Migration inhibition of lymphocytes across human umbilical vein endothelial cell (HUVEC) monolayer by pretreatment with MoAbs for 45 min. Monolayers of HUVEC were incubated with either IL-1ß for 4 h or porins for 6 h or LPS-R for 4 h. In each separate experiment the control MoAbs (W27, BL-1a/DQ) of the same isotype of MoAb used had no significant effect on porin- or LPS-R-stimulated migration. Results are representative of three independent experiments; bars, mean ± s.e.m.; *P < 0.001.

Fig. 9

Migration inhibition across human umbilical vein endothelial cell (HUVEC) monolayer activated by IL-1ß (5 U/ml) of leucocytes pretreated with MoAbs for 45 min.

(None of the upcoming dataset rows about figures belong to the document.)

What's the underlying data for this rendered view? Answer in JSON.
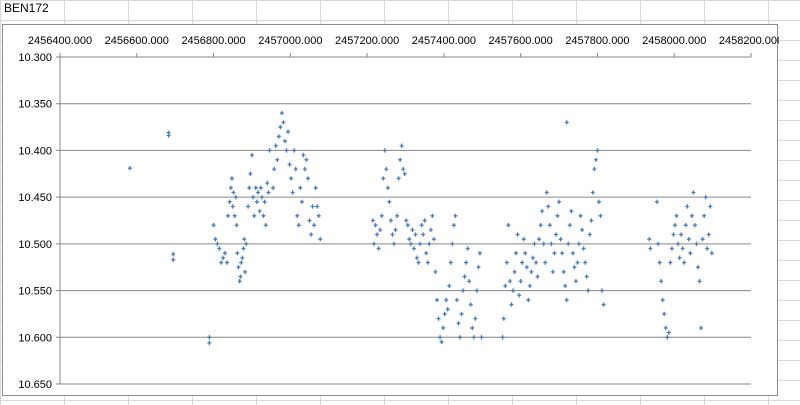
{
  "sheet": {
    "cell_a1": "BEN172"
  },
  "chart_data": {
    "type": "scatter",
    "title": "",
    "xlabel": "",
    "ylabel": "",
    "xlim": [
      2456400,
      2458200
    ],
    "ylim": [
      10.3,
      10.65
    ],
    "y_reversed": true,
    "grid": "horizontal",
    "legend": "none",
    "marker_color": "#4a7ebb",
    "x_ticks": [
      "2456400.000",
      "2456600.000",
      "2456800.000",
      "2457000.000",
      "2457200.000",
      "2457400.000",
      "2457600.000",
      "2457800.000",
      "2458000.000",
      "2458200.000"
    ],
    "y_ticks": [
      "10.300",
      "10.350",
      "10.400",
      "10.450",
      "10.500",
      "10.550",
      "10.600",
      "10.650"
    ],
    "points": [
      [
        2456582,
        10.419
      ],
      [
        2456683,
        10.381
      ],
      [
        2456683,
        10.384
      ],
      [
        2456695,
        10.511
      ],
      [
        2456695,
        10.517
      ],
      [
        2456789,
        10.6
      ],
      [
        2456789,
        10.606
      ],
      [
        2456800,
        10.48
      ],
      [
        2456805,
        10.495
      ],
      [
        2456810,
        10.5
      ],
      [
        2456815,
        10.505
      ],
      [
        2456820,
        10.52
      ],
      [
        2456825,
        10.515
      ],
      [
        2456830,
        10.51
      ],
      [
        2456835,
        10.52
      ],
      [
        2456838,
        10.47
      ],
      [
        2456842,
        10.455
      ],
      [
        2456845,
        10.44
      ],
      [
        2456848,
        10.43
      ],
      [
        2456850,
        10.46
      ],
      [
        2456852,
        10.445
      ],
      [
        2456855,
        10.47
      ],
      [
        2456858,
        10.45
      ],
      [
        2456860,
        10.48
      ],
      [
        2456862,
        10.51
      ],
      [
        2456865,
        10.525
      ],
      [
        2456868,
        10.54
      ],
      [
        2456870,
        10.535
      ],
      [
        2456872,
        10.52
      ],
      [
        2456875,
        10.515
      ],
      [
        2456878,
        10.505
      ],
      [
        2456880,
        10.495
      ],
      [
        2456882,
        10.53
      ],
      [
        2456885,
        10.5
      ],
      [
        2456890,
        10.46
      ],
      [
        2456893,
        10.44
      ],
      [
        2456896,
        10.425
      ],
      [
        2456900,
        10.405
      ],
      [
        2456903,
        10.45
      ],
      [
        2456906,
        10.47
      ],
      [
        2456910,
        10.44
      ],
      [
        2456913,
        10.455
      ],
      [
        2456916,
        10.445
      ],
      [
        2456920,
        10.465
      ],
      [
        2456923,
        10.44
      ],
      [
        2456926,
        10.45
      ],
      [
        2456930,
        10.47
      ],
      [
        2456933,
        10.455
      ],
      [
        2456936,
        10.48
      ],
      [
        2456940,
        10.435
      ],
      [
        2456943,
        10.445
      ],
      [
        2456946,
        10.4
      ],
      [
        2456955,
        10.44
      ],
      [
        2456958,
        10.42
      ],
      [
        2456962,
        10.395
      ],
      [
        2456966,
        10.41
      ],
      [
        2456970,
        10.385
      ],
      [
        2456974,
        10.375
      ],
      [
        2456978,
        10.36
      ],
      [
        2456982,
        10.37
      ],
      [
        2456986,
        10.39
      ],
      [
        2456990,
        10.4
      ],
      [
        2456994,
        10.38
      ],
      [
        2456998,
        10.415
      ],
      [
        2457002,
        10.43
      ],
      [
        2457006,
        10.445
      ],
      [
        2457010,
        10.4
      ],
      [
        2457014,
        10.42
      ],
      [
        2457018,
        10.47
      ],
      [
        2457022,
        10.48
      ],
      [
        2457026,
        10.44
      ],
      [
        2457030,
        10.455
      ],
      [
        2457034,
        10.405
      ],
      [
        2457038,
        10.42
      ],
      [
        2457042,
        10.41
      ],
      [
        2457046,
        10.43
      ],
      [
        2457050,
        10.475
      ],
      [
        2457054,
        10.49
      ],
      [
        2457058,
        10.46
      ],
      [
        2457062,
        10.48
      ],
      [
        2457066,
        10.44
      ],
      [
        2457070,
        10.46
      ],
      [
        2457074,
        10.47
      ],
      [
        2457078,
        10.495
      ],
      [
        2457215,
        10.475
      ],
      [
        2457218,
        10.5
      ],
      [
        2457222,
        10.48
      ],
      [
        2457226,
        10.49
      ],
      [
        2457230,
        10.505
      ],
      [
        2457234,
        10.485
      ],
      [
        2457238,
        10.47
      ],
      [
        2457242,
        10.43
      ],
      [
        2457246,
        10.4
      ],
      [
        2457250,
        10.42
      ],
      [
        2457254,
        10.44
      ],
      [
        2457258,
        10.455
      ],
      [
        2457262,
        10.475
      ],
      [
        2457266,
        10.49
      ],
      [
        2457270,
        10.5
      ],
      [
        2457274,
        10.485
      ],
      [
        2457278,
        10.47
      ],
      [
        2457282,
        10.43
      ],
      [
        2457286,
        10.41
      ],
      [
        2457290,
        10.395
      ],
      [
        2457294,
        10.42
      ],
      [
        2457298,
        10.425
      ],
      [
        2457302,
        10.475
      ],
      [
        2457306,
        10.48
      ],
      [
        2457310,
        10.495
      ],
      [
        2457314,
        10.5
      ],
      [
        2457318,
        10.485
      ],
      [
        2457322,
        10.505
      ],
      [
        2457326,
        10.49
      ],
      [
        2457330,
        10.515
      ],
      [
        2457334,
        10.52
      ],
      [
        2457338,
        10.5
      ],
      [
        2457342,
        10.48
      ],
      [
        2457346,
        10.49
      ],
      [
        2457350,
        10.475
      ],
      [
        2457354,
        10.51
      ],
      [
        2457358,
        10.52
      ],
      [
        2457362,
        10.5
      ],
      [
        2457366,
        10.485
      ],
      [
        2457370,
        10.47
      ],
      [
        2457374,
        10.495
      ],
      [
        2457378,
        10.53
      ],
      [
        2457382,
        10.56
      ],
      [
        2457386,
        10.58
      ],
      [
        2457390,
        10.6
      ],
      [
        2457394,
        10.605
      ],
      [
        2457398,
        10.59
      ],
      [
        2457402,
        10.575
      ],
      [
        2457406,
        10.56
      ],
      [
        2457410,
        10.57
      ],
      [
        2457414,
        10.545
      ],
      [
        2457418,
        10.52
      ],
      [
        2457422,
        10.5
      ],
      [
        2457426,
        10.48
      ],
      [
        2457430,
        10.47
      ],
      [
        2457434,
        10.56
      ],
      [
        2457438,
        10.585
      ],
      [
        2457442,
        10.6
      ],
      [
        2457446,
        10.575
      ],
      [
        2457450,
        10.55
      ],
      [
        2457454,
        10.535
      ],
      [
        2457458,
        10.52
      ],
      [
        2457462,
        10.505
      ],
      [
        2457466,
        10.54
      ],
      [
        2457470,
        10.565
      ],
      [
        2457474,
        10.59
      ],
      [
        2457478,
        10.6
      ],
      [
        2457482,
        10.58
      ],
      [
        2457486,
        10.55
      ],
      [
        2457490,
        10.525
      ],
      [
        2457494,
        10.51
      ],
      [
        2457498,
        10.6
      ],
      [
        2457553,
        10.6
      ],
      [
        2457556,
        10.58
      ],
      [
        2457560,
        10.545
      ],
      [
        2457564,
        10.52
      ],
      [
        2457568,
        10.48
      ],
      [
        2457572,
        10.54
      ],
      [
        2457576,
        10.565
      ],
      [
        2457580,
        10.55
      ],
      [
        2457584,
        10.53
      ],
      [
        2457588,
        10.51
      ],
      [
        2457592,
        10.49
      ],
      [
        2457596,
        10.555
      ],
      [
        2457600,
        10.54
      ],
      [
        2457604,
        10.52
      ],
      [
        2457608,
        10.495
      ],
      [
        2457612,
        10.51
      ],
      [
        2457616,
        10.525
      ],
      [
        2457620,
        10.56
      ],
      [
        2457624,
        10.545
      ],
      [
        2457628,
        10.53
      ],
      [
        2457632,
        10.515
      ],
      [
        2457636,
        10.5
      ],
      [
        2457640,
        10.52
      ],
      [
        2457644,
        10.535
      ],
      [
        2457648,
        10.495
      ],
      [
        2457652,
        10.48
      ],
      [
        2457656,
        10.465
      ],
      [
        2457660,
        10.5
      ],
      [
        2457664,
        10.52
      ],
      [
        2457668,
        10.445
      ],
      [
        2457672,
        10.46
      ],
      [
        2457676,
        10.48
      ],
      [
        2457680,
        10.5
      ],
      [
        2457684,
        10.53
      ],
      [
        2457688,
        10.51
      ],
      [
        2457692,
        10.49
      ],
      [
        2457696,
        10.47
      ],
      [
        2457700,
        10.455
      ],
      [
        2457704,
        10.495
      ],
      [
        2457708,
        10.51
      ],
      [
        2457712,
        10.53
      ],
      [
        2457716,
        10.545
      ],
      [
        2457720,
        10.56
      ],
      [
        2457724,
        10.5
      ],
      [
        2457728,
        10.48
      ],
      [
        2457732,
        10.465
      ],
      [
        2457736,
        10.51
      ],
      [
        2457740,
        10.525
      ],
      [
        2457744,
        10.54
      ],
      [
        2457748,
        10.52
      ],
      [
        2457752,
        10.5
      ],
      [
        2457756,
        10.47
      ],
      [
        2457760,
        10.485
      ],
      [
        2457764,
        10.505
      ],
      [
        2457768,
        10.52
      ],
      [
        2457772,
        10.535
      ],
      [
        2457776,
        10.55
      ],
      [
        2457780,
        10.49
      ],
      [
        2457784,
        10.475
      ],
      [
        2457788,
        10.445
      ],
      [
        2457792,
        10.42
      ],
      [
        2457796,
        10.41
      ],
      [
        2457800,
        10.4
      ],
      [
        2457804,
        10.455
      ],
      [
        2457808,
        10.47
      ],
      [
        2457812,
        10.55
      ],
      [
        2457816,
        10.565
      ],
      [
        2457720,
        10.37
      ],
      [
        2457935,
        10.495
      ],
      [
        2457938,
        10.505
      ],
      [
        2457955,
        10.455
      ],
      [
        2457958,
        10.5
      ],
      [
        2457962,
        10.52
      ],
      [
        2457966,
        10.54
      ],
      [
        2457970,
        10.56
      ],
      [
        2457974,
        10.575
      ],
      [
        2457978,
        10.59
      ],
      [
        2457982,
        10.6
      ],
      [
        2457986,
        10.595
      ],
      [
        2457990,
        10.52
      ],
      [
        2457994,
        10.505
      ],
      [
        2457998,
        10.49
      ],
      [
        2458002,
        10.48
      ],
      [
        2458006,
        10.47
      ],
      [
        2458010,
        10.5
      ],
      [
        2458014,
        10.515
      ],
      [
        2458018,
        10.49
      ],
      [
        2458022,
        10.505
      ],
      [
        2458026,
        10.52
      ],
      [
        2458030,
        10.48
      ],
      [
        2458034,
        10.46
      ],
      [
        2458038,
        10.495
      ],
      [
        2458042,
        10.51
      ],
      [
        2458046,
        10.47
      ],
      [
        2458050,
        10.445
      ],
      [
        2458054,
        10.48
      ],
      [
        2458058,
        10.5
      ],
      [
        2458062,
        10.525
      ],
      [
        2458066,
        10.54
      ],
      [
        2458070,
        10.59
      ],
      [
        2458074,
        10.495
      ],
      [
        2458078,
        10.47
      ],
      [
        2458082,
        10.45
      ],
      [
        2458086,
        10.505
      ],
      [
        2458090,
        10.49
      ],
      [
        2458094,
        10.46
      ],
      [
        2458098,
        10.51
      ]
    ]
  }
}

Monolayers of HUVEC were incubated with porins for 6 h or LPS-R for 4 h. In each separate experiment the control MoAbs (BL-1a/DQ, 1042) of the same isotype of MoAbs used had no significant effect on porin- or LPS-R-stimulated migration. Results are representative of three independent experiments; bars, mean ± s.e.m.; *P < 0.001.